Arkadaşlarım “Takip edeceksin de ne olacak?” diye soruyorlar. Çok güzel bir soru. İlk nedenim, kendi enflasyonumu görmek istiyorum. İkincisi de ürün bazındaki değişimleri göreceğim. Belki alım alışkanlıklarımızı bu bilgiler doğrultusunda şekillendirebiliriz. Tuvalet kâğıdından vazgeçemeyiz ama belki vazgeçeceklerimiz de olabilir.

50 ürünlük liste, oldukça iyi bir yelpaze. Aldığımız her şey var içinde. Kozmetik ürünlerden tutun da içeceklere kadar her şeyi eklemeye çalıştım. Her enflasyon sepetinde muhakkak olması gerektiğini düşündüğüm patates ve soğan da var. Bizim ülkemizde patates ve soğan girmeyen ev var mıdır? Daha önce de yazdığım gibi, iki kilodan az alınması zaten kanunen yasaktır.

Olmazsa olmazlarımız ekmek ve su da listemizde var. Farklı çeşitleri tüketilse de genellikle her evin bir çeşit ekmek alımı oluyor. “Ekmek bulamayanlar pasta yesin” denmiş ama ben pasta yerine çikolata ve bisküvi fiyatlarını takip etmeye karar verdim.

Takip etmekteki bir diğer zorluk da piyasa koşullarına bağlı olarak birçok ürünün gramajlarının değişiyor olması. Fiyatla oynamamak için birçok firma ürünlerinin gramajlarını artı veya eksi yönde değiştirebiliyor. Mecburen ben ilk günkü gramajlar üzerinden yürüyeceğim. Değişiklik olursa fiyatı ona göre ayarlayacağım. Anlayacağınız, sadece ürünleri değil bugünkü gramajlarını da yazdım.

Çok mu iyimserim bilmiyorum ama bu fiyatları takip ederken bazı aylarda fiyatların düşmesini de bekliyorum. İlle de her şeyin fiyatı her ay artacak diye bir durum yok. Mevsimsel parametrelere bağlı olarak bazı ürünlerde fiyatlar düşebiliyor.

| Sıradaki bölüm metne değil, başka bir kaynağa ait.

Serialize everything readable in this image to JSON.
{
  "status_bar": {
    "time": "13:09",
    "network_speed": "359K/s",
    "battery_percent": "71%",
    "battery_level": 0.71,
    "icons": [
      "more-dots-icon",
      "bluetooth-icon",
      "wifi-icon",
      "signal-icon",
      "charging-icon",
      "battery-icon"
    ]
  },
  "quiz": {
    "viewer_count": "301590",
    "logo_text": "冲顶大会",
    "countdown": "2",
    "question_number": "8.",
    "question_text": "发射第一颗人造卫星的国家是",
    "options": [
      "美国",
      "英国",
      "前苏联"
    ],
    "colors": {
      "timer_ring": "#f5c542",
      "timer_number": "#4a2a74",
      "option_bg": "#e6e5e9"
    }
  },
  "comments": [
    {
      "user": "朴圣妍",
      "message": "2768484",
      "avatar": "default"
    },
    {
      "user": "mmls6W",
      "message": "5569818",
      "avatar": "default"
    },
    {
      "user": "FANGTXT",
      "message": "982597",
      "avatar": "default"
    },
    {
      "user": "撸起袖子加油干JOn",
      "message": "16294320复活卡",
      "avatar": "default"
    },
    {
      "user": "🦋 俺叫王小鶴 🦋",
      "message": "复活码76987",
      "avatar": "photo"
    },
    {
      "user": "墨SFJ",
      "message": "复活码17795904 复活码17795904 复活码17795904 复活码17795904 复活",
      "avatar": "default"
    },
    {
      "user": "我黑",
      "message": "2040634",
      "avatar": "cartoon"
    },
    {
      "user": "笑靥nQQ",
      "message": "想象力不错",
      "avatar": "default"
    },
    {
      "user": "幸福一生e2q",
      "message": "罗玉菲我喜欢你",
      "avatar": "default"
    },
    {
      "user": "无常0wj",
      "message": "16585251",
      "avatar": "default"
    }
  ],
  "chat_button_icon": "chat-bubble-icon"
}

Tabii bu çalışma bana kendi rakamlarımı piyasa rakamları ile mukayese etme şansı da verecek. Benim aylık değişimimi dolar kuru, enflasyon oranları, petrol fiyatları gibi temel ekonomik göstergelerdeki değişimle karşılaştıracağım. Bütün temel göstergeler %3-%5 artarken benim torbalarım %15 artıyorsa burada bir terslik var demektir.

Hemen belirteyim, her türlü ekonomik veriyi de her gün takip ediyorum. Bu işler bana bulmaca çözmek veya Sudoku oynamak gibi geliyor. Son 15-20 yıldır takip etmediğim şey yok gibi.

Dostlarım sık sık emeklilikten sıkılıp sıkılmadığımı soruyorlar. Gördüğünüz gibi ben işlere yetişemiyorum bile. Gün içerisinde defalarca bu takipleri yapıyorum.

Bir arkadaşım da “Her sabah süpermarkete mi gideceksin?” diye sordu. Öyle bir şey yok, Allah korusun. Ben zaten internetten alışveriş yaptığım için, fiyatları da internetten takip edeceğim. Sonuçta peşinde olduğumuz veri değişim oranı.

Sevgili dostlar, çok zor bir yılı geride bırakarak yeni bir yıla adım attık. Bu yılın da çok kolay olmayacağını bilsek de yine de umutluyuz. Sıkıntıların azaldığı, sağlık sorunlarının bittiği, insanların gülmeyi yeniden öğrendiği güzel bir yıl olsun inşallah.